Llueve en Madrid. Adoro la lluvia. Huele a tierra mojada, a ron añejo y a tarde de nostalgias. Desde mi ventana la veo caer, fina, constante. Empapa las paredes blancas del patio y se desliza, atrevida, por los cristales. Mientras escribo suena la voz inflada de Cole Porter con su orquesta eterna. Banda sonora del cine de la niñez de nuestros abuelos. Anything goes, You're the top, Night and day, C'est magnifique. Melodías acariciadoras en blanco y negro del mejor Hollywood. Antes de la llegada de las prisas, de la vida urgente, de la locura. Se me agolpan los fotogramas de teléfonos blancos y piscinas con forma de riñón. Cocktail-party en una mansión de Santa Mónica. Rubias peligrosas con cara de no haber roto un plato. Galanes de esmoquin y fijador. Sonrisas blancas como la nieve de las postales de Navidad. Y en el centro del salón, los músicos amenizan la velada. Alrededor las parejas bailan o toman una copa en mesas bajas con mantel de tela y una lamparita íntima, discreta.


Tarde perfecta con letra de Underwood. Las teclas suenan ahora más suaves, no es la música rotunda y solemne de las viejas máquinas. Trato de recordar aquel olor del aceite y de la tinta pero no lo consigo. Las máquinas de escribir son ya animales mitológicos de nuestra literatura. Incómodas y románticas. Me encantan estas tardes lluviosas.

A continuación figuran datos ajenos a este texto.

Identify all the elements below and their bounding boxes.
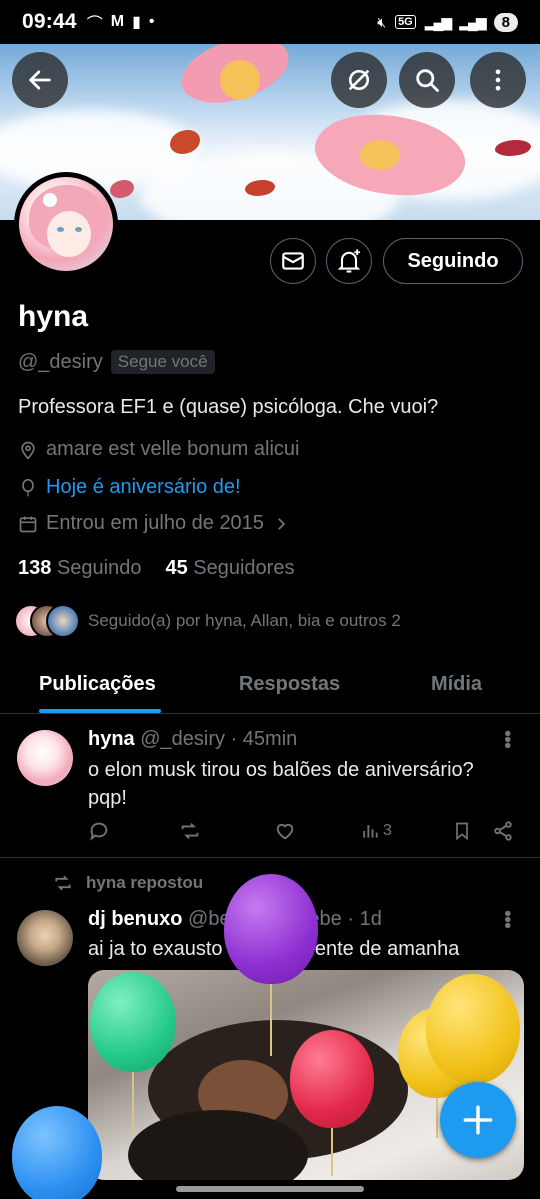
post-avatar[interactable] [17,730,73,786]
balloon-icon [22,478,34,496]
birthday-link[interactable]: Hoje é aniversário de! [46,476,241,499]
share-icon [494,821,512,841]
post-avatar[interactable] [17,910,73,966]
retweet-icon [181,823,199,839]
reply-icon [90,822,108,841]
post-author-name[interactable]: hyna [88,728,135,750]
bell-plus-icon [337,249,361,273]
reply-button[interactable] [88,820,178,842]
birthday-row: Hoje é aniversário de! [18,476,241,499]
tab-replies[interactable]: Respostas [206,656,373,713]
joined-date: Entrou em julho de 2015 [46,512,264,534]
followers-avatars [14,604,80,638]
balloon-icon [426,974,520,1084]
more-button[interactable] [470,52,526,108]
like-icon [276,823,294,840]
search-button[interactable] [399,52,455,108]
post-actions: 3 [88,820,518,842]
balloon-icon [90,972,176,1072]
gmail-icon: M [110,13,125,30]
signal-icon: ▂▄▆ [424,13,452,30]
followed-by-text: Seguido(a) por hyna, Allan, bia e outros… [88,611,401,630]
post-more-icon[interactable]: ••• [495,910,518,928]
message-button[interactable] [270,238,316,284]
battery-indicator: 8 [493,12,518,32]
joined-row[interactable]: Entrou em julho de 2015 [18,512,290,535]
post-header: hyna @_desiry · 45min [88,728,297,751]
tab-posts[interactable]: Publicações [0,656,206,713]
bookmark-button[interactable] [452,820,492,842]
repost-label[interactable]: hyna repostou [52,873,203,893]
more-vertical-icon [495,69,501,91]
status-bar: 09:44 ⌒ M ▮ • 🔇︎ 5G ▂▄▆ ▂▄▆ 8 [0,0,540,44]
compose-plus-icon [463,1105,493,1135]
followers-count-link[interactable]: 45 Seguidores [165,557,294,580]
following-button[interactable]: Seguindo [383,238,523,284]
profile-avatar[interactable] [14,172,118,276]
chevron-right-icon [278,517,286,530]
network-label: 5G [395,15,416,29]
location-row: amare est velle bonum alicui [18,438,299,461]
compose-button[interactable] [440,1082,516,1158]
post-more-icon[interactable]: ••• [495,730,518,748]
balloon-icon [290,1030,374,1128]
followed-by-row[interactable]: Seguido(a) por hyna, Allan, bia e outros… [14,604,401,638]
calendar-icon [19,516,37,532]
like-button[interactable] [274,820,360,842]
status-time: 09:44 [22,10,77,33]
balloon-icon [224,874,318,984]
bookmark-icon [456,822,468,841]
dot-icon: • [148,13,155,30]
retweet-icon [55,875,71,891]
post-time: · 45min [230,728,298,750]
handle-row: @_desiry Segue você [18,350,215,374]
post-author-handle[interactable]: @_desiry [140,728,225,750]
back-arrow-icon [29,70,51,90]
divider [0,857,540,858]
grok-button[interactable] [331,52,387,108]
profile-location: amare est velle bonum alicui [46,438,300,460]
views-count: 3 [383,822,392,839]
views-button[interactable]: 3 [360,821,452,841]
location-icon [21,441,35,460]
profile-handle: @_desiry [18,350,103,373]
views-icon [363,825,378,838]
back-button[interactable] [12,52,68,108]
following-count-link[interactable]: 138 Seguindo [18,557,141,580]
balloon-icon [12,1106,102,1199]
share-button[interactable] [492,820,514,842]
post-text: o elon musk tirou os balões de aniversár… [88,759,474,809]
notification-icon: ⌒ [86,16,103,33]
grok-icon [348,69,370,91]
follows-you-badge: Segue você [110,350,215,374]
profile-tabs: Publicações Respostas Mídia [0,656,540,714]
notify-button[interactable] [326,238,372,284]
post-time: · 1d [347,908,382,930]
profile-name: hyna [18,300,89,333]
mail-icon [282,252,304,270]
search-icon [416,69,439,92]
profile-bio: Professora EF1 e (quase) psicóloga. Che … [18,396,439,418]
signal-2-icon: ▂▄▆ [459,13,486,30]
avatar [46,604,80,638]
gesture-nav-bar[interactable] [176,1186,364,1192]
post-author-name[interactable]: dj benuxo [88,908,182,930]
tab-media[interactable]: Mídia [373,656,540,713]
alert-icon: ▮ [132,14,141,31]
retweet-button[interactable] [178,820,274,842]
follow-counts: 138 Seguindo 45 Seguidores [18,557,294,580]
mute-icon: 🔇︎ [377,13,387,30]
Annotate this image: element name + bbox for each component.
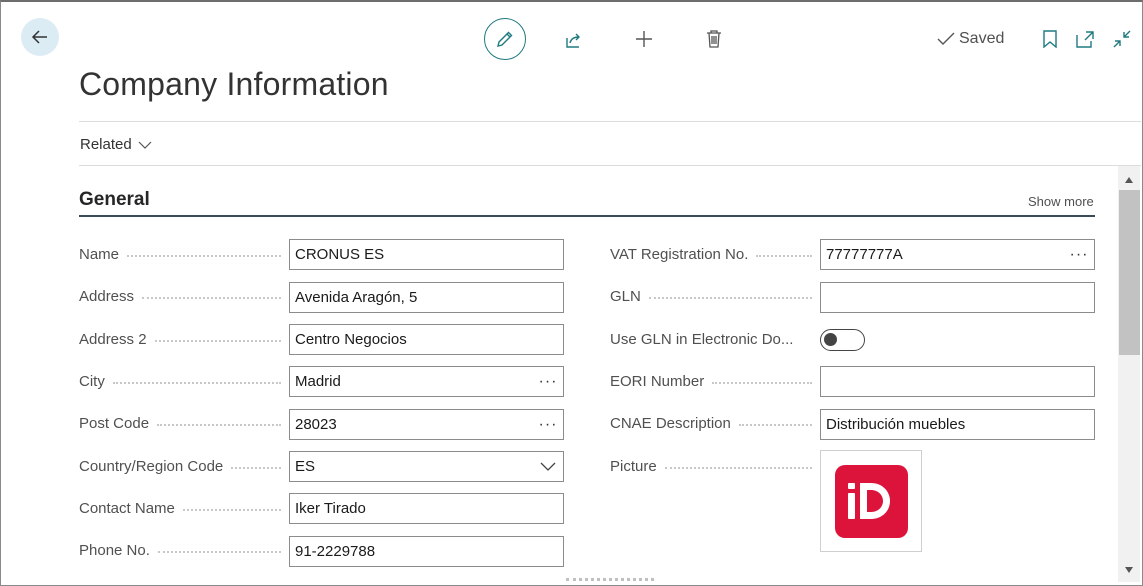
country-region-code-value: ES — [295, 458, 316, 475]
country-region-code-select[interactable]: ES — [289, 451, 564, 482]
name-label: Name — [79, 246, 281, 263]
address-2-label: Address 2 — [79, 331, 281, 348]
plus-icon — [636, 31, 652, 47]
chevron-down-icon — [533, 462, 563, 472]
scrollbar-thumb[interactable] — [1119, 190, 1140, 355]
phone-no-value: 91-2229788 — [295, 543, 376, 560]
company-picture[interactable] — [820, 450, 922, 552]
contact-name-field[interactable]: Iker Tirado — [289, 493, 564, 524]
section-underline — [79, 215, 1095, 217]
city-value: Madrid — [295, 373, 341, 390]
page-title: Company Information — [79, 66, 389, 102]
resize-handle — [566, 578, 654, 586]
post-code-value: 28023 — [295, 416, 337, 433]
contact-name-value: Iker Tirado — [295, 500, 366, 517]
address-value: Avenida Aragón, 5 — [295, 289, 418, 306]
saved-status: Saved — [937, 30, 1004, 48]
cnae-description-field[interactable]: Distribución muebles — [820, 409, 1095, 440]
address-field[interactable]: Avenida Aragón, 5 — [289, 282, 564, 313]
section-title-general: General — [79, 189, 150, 210]
vat-registration-no-label: VAT Registration No. — [610, 246, 812, 263]
open-in-new-window-button[interactable] — [1075, 29, 1095, 49]
chevron-down-icon — [138, 141, 152, 149]
name-field[interactable]: CRONUS ES — [289, 239, 564, 270]
show-more-link[interactable]: Show more — [1028, 194, 1094, 209]
phone-no-label: Phone No. — [79, 542, 281, 559]
gln-label: GLN — [610, 288, 812, 305]
eori-number-label: EORI Number — [610, 373, 812, 390]
saved-label: Saved — [959, 30, 1005, 47]
address-2-value: Centro Negocios — [295, 331, 407, 348]
company-logo — [834, 464, 908, 538]
post-code-field[interactable]: 28023 ··· — [289, 409, 564, 440]
scroll-up-icon[interactable] — [1123, 174, 1134, 185]
vat-registration-no-lookup-button[interactable]: ··· — [1064, 246, 1094, 264]
address-2-field[interactable]: Centro Negocios — [289, 324, 564, 355]
back-button[interactable] — [21, 18, 59, 56]
edit-button[interactable] — [484, 18, 526, 60]
city-label: City — [79, 373, 281, 390]
pencil-icon — [497, 31, 513, 47]
country-region-code-label: Country/Region Code — [79, 458, 281, 475]
gln-field[interactable] — [820, 282, 1095, 313]
bookmark-icon — [1043, 30, 1057, 48]
collapse-button[interactable] — [1112, 29, 1132, 49]
divider — [79, 121, 1141, 122]
use-gln-label: Use GLN in Electronic Do... — [610, 331, 794, 348]
vat-registration-no-field[interactable]: 77777777A ··· — [820, 239, 1095, 270]
collapse-icon — [1113, 30, 1131, 48]
eori-number-field[interactable] — [820, 366, 1095, 397]
phone-no-field[interactable]: 91-2229788 — [289, 536, 564, 567]
city-lookup-button[interactable]: ··· — [533, 373, 563, 391]
share-button[interactable] — [563, 29, 585, 51]
name-value: CRONUS ES — [295, 246, 385, 263]
post-code-label: Post Code — [79, 415, 281, 432]
post-code-lookup-button[interactable]: ··· — [533, 416, 563, 434]
arrow-left-icon — [31, 30, 47, 44]
city-field[interactable]: Madrid ··· — [289, 366, 564, 397]
related-label: Related — [80, 136, 132, 153]
toggle-knob — [824, 333, 837, 346]
share-icon — [566, 33, 580, 48]
vat-registration-no-value: 77777777A — [826, 246, 903, 263]
checkmark-icon — [937, 32, 955, 45]
open-in-new-window-icon — [1076, 31, 1094, 48]
use-gln-toggle[interactable] — [820, 329, 865, 351]
cnae-description-value: Distribución muebles — [826, 416, 966, 433]
related-menu[interactable]: Related — [80, 136, 152, 153]
picture-label: Picture — [610, 458, 812, 475]
new-button[interactable] — [633, 28, 655, 50]
bookmark-button[interactable] — [1042, 29, 1058, 49]
scroll-down-icon[interactable] — [1123, 564, 1134, 575]
divider — [79, 165, 1141, 166]
cnae-description-label: CNAE Description — [610, 415, 812, 432]
contact-name-label: Contact Name — [79, 500, 281, 517]
delete-button[interactable] — [703, 28, 725, 50]
trash-icon — [707, 30, 721, 48]
address-label: Address — [79, 288, 281, 305]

Por la otra ventana veo la calle desierta. Las acacias solitarias y desnudas están recién duchadas. No pasa nadie. Algún coche se desliza lento de vez cuando. No queda mucho tiempo de luz, una hora como máximo. Quizá algo más. I love París, Begin the beguine. ¡Qué música! Si tuviera que elegir diez canciones para una tarde de lluvia, algunas serían éstas. Sensuales, atemporales, abrigadoras. Seguro que a Porter también le encantaba la lluvia.